Benjamin Combes,  consultant RSE et fondateur du collectif Les Ateliers Durables.

Benjamin Combes, consultant, formateur RSE et fondateur du collectif Les Ateliers Durables. @D.R.

Benjamin Combes, présentez-nous votre rôle au sein du collectif Les Ateliers Durables ?

Mon rôle de consultant RSE est d’accompagner les entreprises à travers des ateliers durables dans le cadre de la santé et du bien-être au travail. Ce sont des ateliers courts, qui ont souvent lieu au sein même de l’entreprise, pour un temps d’échange entre un expert et les salariés sur des sujets variés, comme la gestion du stress, la communication, l’écologie. Pour ma part, je coordonne un réseau d’une quarantaine d’intervenants, avec lequel j’établis des programmes d’intervention.

Comment avez-vous construit votre activité ?

A la base, j’étais salarié et j’ai souhaité entamer une reconversion professionnelle en reprenant mes études en santé et environnement, mais mon idée de départ a toujours été de mettre en place des ateliers sur le développement durable en entreprise. Doucement mais sûrement, j’ai pu développer mon projet et aujourd’hui, mon activité est en SARL ».

Pourquoi n’avez-vous pas débuté votre activité de consultant sous le statut d’auto-entrepreneur ?
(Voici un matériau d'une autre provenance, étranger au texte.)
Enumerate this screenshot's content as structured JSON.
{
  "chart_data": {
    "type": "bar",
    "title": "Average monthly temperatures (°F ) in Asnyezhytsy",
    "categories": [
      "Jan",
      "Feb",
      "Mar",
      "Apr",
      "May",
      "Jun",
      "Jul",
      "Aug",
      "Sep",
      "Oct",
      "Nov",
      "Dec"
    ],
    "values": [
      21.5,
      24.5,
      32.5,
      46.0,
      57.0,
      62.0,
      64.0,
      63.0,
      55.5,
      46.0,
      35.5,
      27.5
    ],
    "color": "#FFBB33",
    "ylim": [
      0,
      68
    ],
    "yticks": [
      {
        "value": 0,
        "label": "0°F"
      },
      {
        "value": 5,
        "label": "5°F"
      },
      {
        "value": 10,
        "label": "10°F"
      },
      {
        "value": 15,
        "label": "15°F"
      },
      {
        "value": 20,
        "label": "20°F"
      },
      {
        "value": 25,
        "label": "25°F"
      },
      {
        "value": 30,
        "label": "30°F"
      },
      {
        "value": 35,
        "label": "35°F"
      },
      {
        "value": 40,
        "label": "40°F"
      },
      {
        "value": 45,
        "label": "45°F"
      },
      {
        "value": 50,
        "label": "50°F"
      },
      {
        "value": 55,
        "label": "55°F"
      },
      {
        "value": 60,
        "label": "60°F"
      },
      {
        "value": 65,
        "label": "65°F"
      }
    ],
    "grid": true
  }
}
J’ai pris mon temps et j’ai souhaité minimiser les risques. J’avais besoin d’un filet de sécurité pour bien faire les choses, pour réussir cette transition. J’ai donc commencé cette activité de consultant dans une couveuse en 2012 pendant dix mois. C’était un test. Puis, constatant que cette reconversion était viable, j’ai pris le statut d’auto-entrepreneur durant un an pour un développement de mon activité. Ensuite, comme ce n’était pas moi mais mon réseau qui intervenait dans les entreprises, le statut d’auto-entrepreneur n’était plus intéressant car j’avais des charges de personnel et je ne pouvais pas déduire les honoraires des intervenants avec le statut d’auto-entrepreneur. Parallèlement, j’étais encore salarié puisque j’étais en contrat doctoral.
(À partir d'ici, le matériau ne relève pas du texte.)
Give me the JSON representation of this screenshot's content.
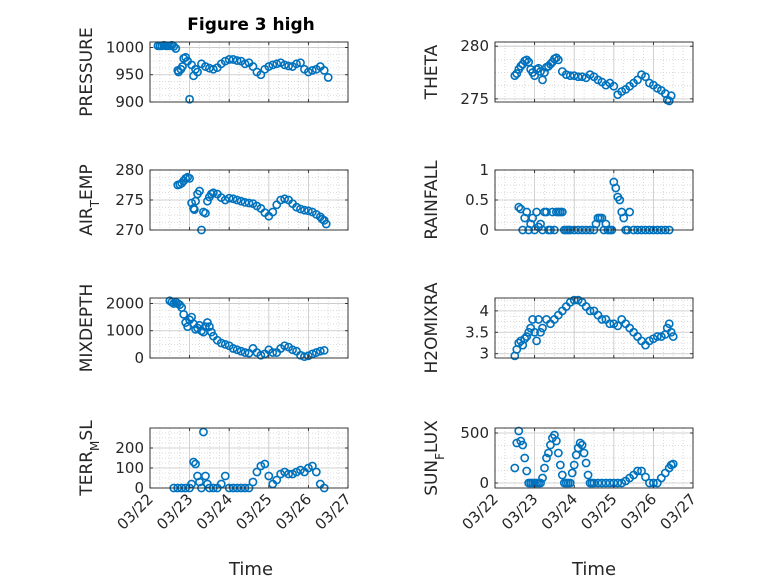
{
  "figure": {
    "title": "Figure 3 high",
    "xlabel": "Time",
    "marker_color": "#0072BD",
    "xticks": [
      "03/22",
      "03/23",
      "03/24",
      "03/25",
      "03/26",
      "03/27"
    ]
  },
  "chart_data": [
    {
      "type": "scatter",
      "ylabel": "PRESSURE",
      "ylim": [
        900,
        1010
      ],
      "yticks": [
        900,
        950,
        1000
      ],
      "xlim": [
        0,
        5
      ],
      "grid": true,
      "series": [
        {
          "x": [
            0.2,
            0.25,
            0.3,
            0.35,
            0.4,
            0.45,
            0.5,
            0.55,
            0.6,
            0.65,
            0.7,
            0.72,
            0.78,
            0.82,
            0.85,
            0.9,
            0.95,
            1.0,
            1.05,
            1.1,
            1.15,
            1.2,
            1.3,
            1.4,
            1.5,
            1.6,
            1.7,
            1.8,
            1.9,
            2.0,
            2.1,
            2.2,
            2.3,
            2.4,
            2.5,
            2.6,
            2.7,
            2.8,
            2.9,
            3.0,
            3.1,
            3.2,
            3.3,
            3.4,
            3.5,
            3.6,
            3.7,
            3.8,
            3.9,
            4.0,
            4.1,
            4.2,
            4.3,
            4.4,
            4.5
          ],
          "y": [
            1003,
            1003,
            1003,
            1004,
            1003,
            1003,
            1003,
            1004,
            1002,
            998,
            958,
            955,
            960,
            965,
            980,
            982,
            975,
            905,
            968,
            948,
            960,
            955,
            970,
            965,
            962,
            960,
            963,
            970,
            975,
            978,
            978,
            976,
            975,
            970,
            972,
            965,
            955,
            950,
            960,
            965,
            968,
            970,
            972,
            968,
            966,
            965,
            970,
            972,
            960,
            955,
            958,
            960,
            965,
            958,
            945
          ]
        }
      ]
    },
    {
      "type": "scatter",
      "ylabel": "THETA",
      "ylim": [
        274.7,
        280.4
      ],
      "yticks": [
        275,
        280
      ],
      "xlim": [
        0,
        5
      ],
      "grid": true,
      "series": [
        {
          "x": [
            0.5,
            0.55,
            0.6,
            0.65,
            0.7,
            0.75,
            0.8,
            0.85,
            0.9,
            0.95,
            1.0,
            1.05,
            1.1,
            1.15,
            1.2,
            1.25,
            1.3,
            1.35,
            1.4,
            1.45,
            1.5,
            1.55,
            1.6,
            1.7,
            1.8,
            1.9,
            2.0,
            2.1,
            2.2,
            2.3,
            2.4,
            2.5,
            2.6,
            2.7,
            2.8,
            2.9,
            3.0,
            3.1,
            3.2,
            3.3,
            3.4,
            3.5,
            3.6,
            3.7,
            3.8,
            3.9,
            4.0,
            4.1,
            4.2,
            4.3,
            4.35,
            4.4,
            4.45
          ],
          "y": [
            277.2,
            277.4,
            277.8,
            278.1,
            278.3,
            278.6,
            278.7,
            278.5,
            277.8,
            277.5,
            277.2,
            277.8,
            277.9,
            277.6,
            276.8,
            277.5,
            278.0,
            278.1,
            278.3,
            278.5,
            278.8,
            278.9,
            278.7,
            277.6,
            277.3,
            277.2,
            277.2,
            277.1,
            277.1,
            277.0,
            277.3,
            277.1,
            276.8,
            276.6,
            276.3,
            276.5,
            276.2,
            275.4,
            275.7,
            275.9,
            276.2,
            276.5,
            276.8,
            277.3,
            277.1,
            276.5,
            276.3,
            276.0,
            275.8,
            275.5,
            274.9,
            274.8,
            275.3
          ]
        }
      ]
    },
    {
      "type": "scatter",
      "ylabel": "AIR_TEMP",
      "ylim": [
        270,
        280
      ],
      "yticks": [
        270,
        275,
        280
      ],
      "xlim": [
        0,
        5
      ],
      "grid": true,
      "series": [
        {
          "x": [
            0.7,
            0.75,
            0.8,
            0.85,
            0.9,
            0.95,
            1.0,
            1.05,
            1.1,
            1.12,
            1.15,
            1.2,
            1.25,
            1.3,
            1.35,
            1.4,
            1.45,
            1.5,
            1.55,
            1.6,
            1.7,
            1.8,
            1.9,
            2.0,
            2.1,
            2.2,
            2.3,
            2.4,
            2.5,
            2.6,
            2.7,
            2.8,
            2.9,
            3.0,
            3.1,
            3.2,
            3.3,
            3.4,
            3.5,
            3.6,
            3.7,
            3.8,
            3.9,
            4.0,
            4.1,
            4.2,
            4.3,
            4.35,
            4.4,
            4.45
          ],
          "y": [
            277.5,
            277.6,
            277.8,
            278.2,
            278.6,
            278.8,
            278.6,
            274.5,
            273.6,
            273.4,
            274.8,
            276.0,
            276.5,
            270.0,
            273.0,
            272.8,
            274.8,
            275.5,
            276.0,
            276.2,
            276.0,
            275.4,
            275.0,
            275.3,
            275.2,
            275.0,
            274.8,
            274.6,
            274.5,
            274.4,
            274.0,
            273.6,
            272.9,
            272.3,
            273.0,
            274.2,
            275.0,
            275.2,
            275.0,
            274.4,
            273.8,
            273.5,
            273.3,
            273.2,
            273.0,
            272.6,
            272.2,
            271.8,
            271.6,
            271.0
          ]
        }
      ]
    },
    {
      "type": "scatter",
      "ylabel": "RAINFALL",
      "ylim": [
        0,
        1
      ],
      "yticks": [
        0,
        0.5,
        1
      ],
      "xlim": [
        0,
        5
      ],
      "grid": true,
      "series": [
        {
          "x": [
            0.6,
            0.65,
            0.7,
            0.75,
            0.8,
            0.85,
            0.9,
            0.95,
            1.0,
            1.05,
            1.1,
            1.15,
            1.2,
            1.25,
            1.3,
            1.35,
            1.4,
            1.45,
            1.5,
            1.55,
            1.6,
            1.65,
            1.7,
            1.75,
            1.8,
            1.85,
            1.9,
            2.0,
            2.1,
            2.2,
            2.3,
            2.4,
            2.5,
            2.55,
            2.6,
            2.65,
            2.7,
            2.75,
            2.8,
            2.85,
            2.9,
            2.95,
            3.0,
            3.05,
            3.1,
            3.15,
            3.2,
            3.25,
            3.3,
            3.35,
            3.4,
            3.5,
            3.6,
            3.7,
            3.8,
            3.9,
            4.0,
            4.1,
            4.2,
            4.3,
            4.4
          ],
          "y": [
            0.38,
            0.35,
            0.0,
            0.2,
            0.3,
            0.0,
            0.1,
            0.2,
            0.0,
            0.3,
            0.05,
            0.1,
            0.0,
            0.3,
            0.3,
            0.0,
            0.0,
            0.3,
            0.0,
            0.3,
            0.3,
            0.3,
            0.3,
            0.0,
            0.0,
            0.0,
            0.0,
            0.0,
            0.0,
            0.0,
            0.0,
            0.0,
            0.0,
            0.1,
            0.2,
            0.2,
            0.2,
            0.0,
            0.1,
            0.0,
            0.0,
            0.0,
            0.8,
            0.7,
            0.55,
            0.5,
            0.3,
            0.2,
            0.0,
            0.0,
            0.3,
            0.0,
            0.0,
            0.0,
            0.0,
            0.0,
            0.0,
            0.0,
            0.0,
            0.0,
            0.0
          ]
        }
      ]
    },
    {
      "type": "scatter",
      "ylabel": "MIXDEPTH",
      "ylim": [
        0,
        2200
      ],
      "yticks": [
        0,
        1000,
        2000
      ],
      "xlim": [
        0,
        5
      ],
      "grid": true,
      "series": [
        {
          "x": [
            0.5,
            0.55,
            0.6,
            0.65,
            0.7,
            0.75,
            0.8,
            0.85,
            0.9,
            0.95,
            1.0,
            1.05,
            1.1,
            1.15,
            1.2,
            1.25,
            1.3,
            1.35,
            1.4,
            1.45,
            1.5,
            1.55,
            1.6,
            1.7,
            1.8,
            1.9,
            2.0,
            2.1,
            2.2,
            2.3,
            2.4,
            2.5,
            2.6,
            2.7,
            2.8,
            2.9,
            3.0,
            3.1,
            3.2,
            3.3,
            3.4,
            3.5,
            3.6,
            3.7,
            3.8,
            3.9,
            4.0,
            4.1,
            4.2,
            4.3,
            4.4
          ],
          "y": [
            2100,
            2050,
            2000,
            2050,
            2000,
            1950,
            1850,
            1600,
            1300,
            1150,
            1400,
            1500,
            1250,
            1050,
            1100,
            1200,
            1000,
            950,
            1150,
            1300,
            1150,
            950,
            800,
            650,
            550,
            500,
            450,
            350,
            300,
            250,
            200,
            180,
            350,
            200,
            100,
            150,
            300,
            200,
            200,
            350,
            450,
            400,
            300,
            250,
            100,
            50,
            80,
            150,
            200,
            250,
            280
          ]
        }
      ]
    },
    {
      "type": "scatter",
      "ylabel": "H2OMIXRA",
      "ylim": [
        2.9,
        4.3
      ],
      "yticks": [
        3,
        3.5,
        4
      ],
      "xlim": [
        0,
        5
      ],
      "grid": true,
      "series": [
        {
          "x": [
            0.5,
            0.55,
            0.6,
            0.65,
            0.7,
            0.75,
            0.8,
            0.85,
            0.9,
            0.95,
            1.0,
            1.05,
            1.1,
            1.15,
            1.2,
            1.3,
            1.4,
            1.5,
            1.6,
            1.7,
            1.8,
            1.9,
            2.0,
            2.1,
            2.2,
            2.3,
            2.4,
            2.5,
            2.6,
            2.7,
            2.8,
            2.9,
            3.0,
            3.1,
            3.2,
            3.3,
            3.4,
            3.5,
            3.6,
            3.7,
            3.8,
            3.9,
            4.0,
            4.1,
            4.2,
            4.3,
            4.35,
            4.4,
            4.45,
            4.5
          ],
          "y": [
            2.95,
            3.1,
            3.25,
            3.3,
            3.2,
            3.35,
            3.4,
            3.5,
            3.6,
            3.8,
            3.5,
            3.3,
            3.8,
            3.5,
            3.6,
            3.8,
            3.7,
            3.8,
            3.9,
            4.0,
            4.1,
            4.2,
            4.25,
            4.25,
            4.2,
            4.1,
            4.0,
            4.0,
            3.9,
            3.8,
            3.8,
            3.7,
            3.7,
            3.65,
            3.8,
            3.7,
            3.6,
            3.5,
            3.4,
            3.3,
            3.2,
            3.3,
            3.35,
            3.4,
            3.4,
            3.45,
            3.6,
            3.7,
            3.5,
            3.4
          ]
        }
      ]
    },
    {
      "type": "scatter",
      "ylabel": "TERR_MSL",
      "ylim": [
        0,
        300
      ],
      "yticks": [
        0,
        100,
        200
      ],
      "xlim": [
        0,
        5
      ],
      "grid": true,
      "series": [
        {
          "x": [
            0.6,
            0.7,
            0.8,
            0.9,
            1.0,
            1.05,
            1.1,
            1.15,
            1.2,
            1.25,
            1.3,
            1.35,
            1.4,
            1.45,
            1.5,
            1.6,
            1.7,
            1.8,
            1.9,
            2.0,
            2.1,
            2.2,
            2.3,
            2.4,
            2.5,
            2.6,
            2.7,
            2.8,
            2.9,
            3.0,
            3.1,
            3.2,
            3.3,
            3.4,
            3.5,
            3.6,
            3.7,
            3.8,
            3.9,
            4.0,
            4.1,
            4.2,
            4.3,
            4.4
          ],
          "y": [
            0,
            0,
            0,
            0,
            0,
            20,
            130,
            120,
            60,
            30,
            0,
            280,
            60,
            20,
            0,
            0,
            0,
            20,
            60,
            0,
            0,
            0,
            0,
            0,
            0,
            30,
            80,
            110,
            120,
            60,
            20,
            40,
            70,
            80,
            70,
            70,
            80,
            90,
            80,
            100,
            110,
            80,
            20,
            0
          ]
        }
      ]
    },
    {
      "type": "scatter",
      "ylabel": "SUN_FLUX",
      "ylim": [
        -50,
        550
      ],
      "yticks": [
        0,
        500
      ],
      "xlim": [
        0,
        5
      ],
      "grid": true,
      "series": [
        {
          "x": [
            0.5,
            0.55,
            0.6,
            0.65,
            0.7,
            0.75,
            0.8,
            0.85,
            0.9,
            0.95,
            1.0,
            1.05,
            1.1,
            1.15,
            1.2,
            1.25,
            1.3,
            1.35,
            1.4,
            1.45,
            1.5,
            1.55,
            1.6,
            1.65,
            1.7,
            1.75,
            1.8,
            1.85,
            1.9,
            1.95,
            2.0,
            2.05,
            2.1,
            2.15,
            2.2,
            2.25,
            2.3,
            2.35,
            2.4,
            2.45,
            2.5,
            2.6,
            2.7,
            2.8,
            2.9,
            3.0,
            3.1,
            3.2,
            3.3,
            3.4,
            3.5,
            3.6,
            3.7,
            3.8,
            3.9,
            4.0,
            4.1,
            4.2,
            4.3,
            4.4,
            4.45,
            4.5
          ],
          "y": [
            150,
            400,
            520,
            420,
            380,
            250,
            120,
            0,
            0,
            0,
            0,
            0,
            0,
            0,
            50,
            150,
            250,
            300,
            380,
            450,
            480,
            420,
            300,
            180,
            80,
            0,
            0,
            0,
            0,
            100,
            180,
            280,
            350,
            400,
            380,
            300,
            200,
            80,
            0,
            0,
            0,
            0,
            0,
            0,
            0,
            0,
            0,
            0,
            20,
            50,
            80,
            120,
            120,
            60,
            0,
            0,
            0,
            50,
            100,
            150,
            180,
            190
          ]
        }
      ]
    }
  ]
}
Vous aviez donc un double statut ?

Oui, et cela a été compliqué à gérer car, parallèlement à mon activité professionnelle, j’étais lié à l’Université, et donc l’Etat, avec un salaire. Avec ce double statut de salarié et auto-entrepreneur, je ne savais pas dans quel régime je rentrais. Par exemple, j’ai eu des soucis avec le RSI qui m’avait inscrit comme indépendant alors que j’étais salarié ; et au moment où je suis devenu indépendant, le RSI m’a fait basculer dans le régime d’un salarié. Mon cumul d’activités n’a pas été bien géré.

Une banque vous a-t-elle accompagné au moment du lancement de votre activité ?

Je n’ai pas eu de grosses dépenses à prévoir au moment du lancement de mon activité, il m’a surtout fallu un site web, puis j’ai dû prendre un compte pro, une assurance responsabilité civile et être reconnu comme organisme de formation. Avant de choisir ma banque, j’ai établi une étude et j’ai privilégié celle qui était la plus proche de mes besoins. Aujourd’hui, je suis satisfait de mon compte pro car les charges liées à la banque évoluent progressivement avec mon chiffre d’affaire.

Vous accompagnez les entreprises dans le bien-être au travail. Qu’en est-il du bien-être du freelance, de l’auto-entrepreneur ?

Travailler pour soi permet d’avoir une grande autonomie et diriger soi-même son travail. Les conditions de travail ont une importance car le passage d’un statut de salarié à celui de freelance marque la fin des horaires de travail imposés, du bureau. Cela peut être un soulagement mais il y a des risques, comme l’isolement, le laisser-aller et l’équilibre à trouver entre vie pro et vie personnelle.

Se retrouver dans un espace de coworking, comme Mutinerie, ne s’explique pas uniquement par des problèmes de locaux ?

Echanger reste essentiel même quand on est freelance. Par exemple, l’espace de coworking peut faciliter les rencontres et stimuler la créativité. C’est l’endroit aussi pour se faire un réseau et repérer des compétences complémentaires. Le travail de veille sur son secteur est parfois fastidieux. En coworking, on fait de la veille, au contact d’autres entrepreneurs, sans même s’en rendre compte.